Primary molars generally are lost between 10 and 12 years of age. When a primary molar is lost prematurely, the tooth behind will drift forward into the empty space. This drifting shortens the length of the dental arch and crowds the erupting permanent teeth. The lost space can only be regained by orthodontic intervention. Sometimes, space loss can be minimized by the use of a space-maintaining device. However, the device does not replace the chewing function of the teeth.
Prevention of these problems must start at birth. Breast milk is essential for the newborn child, and exclusive breastfeeding is advocated for at least six months. Breast milk by itself is unlikely to cause decay. However, if a child is receiving other foods or beverages (other than water) and is frequently being breastfed on demand, the likelihood of decay increases dramatically. Therefore, the introduction of a breastfeeding schedule is recommended once other foods and beverages have been introduced.

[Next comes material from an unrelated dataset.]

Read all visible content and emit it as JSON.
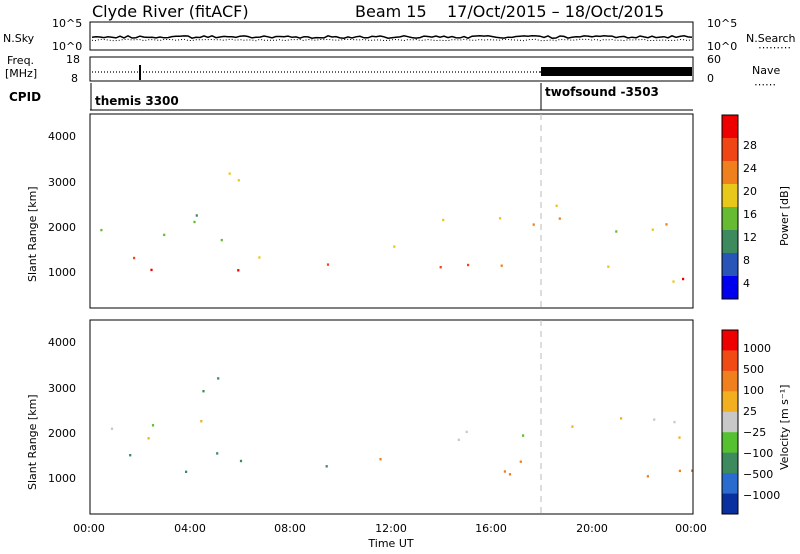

The use of a bottle for sleep or frequent sipping from a bottle or sippy cup during the day is the most common cause of early primary-tooth loss. Even the natural sugars in milk and juice can create an environment where bacteria can flourish and decay can develop at a rapid rate. Frequent snacking and drinking between meals can cause the same problem in primary or permanent teeth. The recommended between-meal beverage for the bottle or sippy cup is water.
Developing proper nutrition and oral-hygiene habits from the start will help prevent premature loss of primary teeth. Clean your baby’s teeth and gums after feeding and before bed. Regular dental checkups can start at twelve months or six months after the first tooth appears. If there are problems, a child should be seen sooner. The dentist can provide oral-hygiene instruction and other dental health information on cleaning your infant’s or toddler’s mouth, the effects of diet on oral health, teething and dental development, the proper use of fluoride, oral thumb or finger habits and preventing accidents to the teeth and face.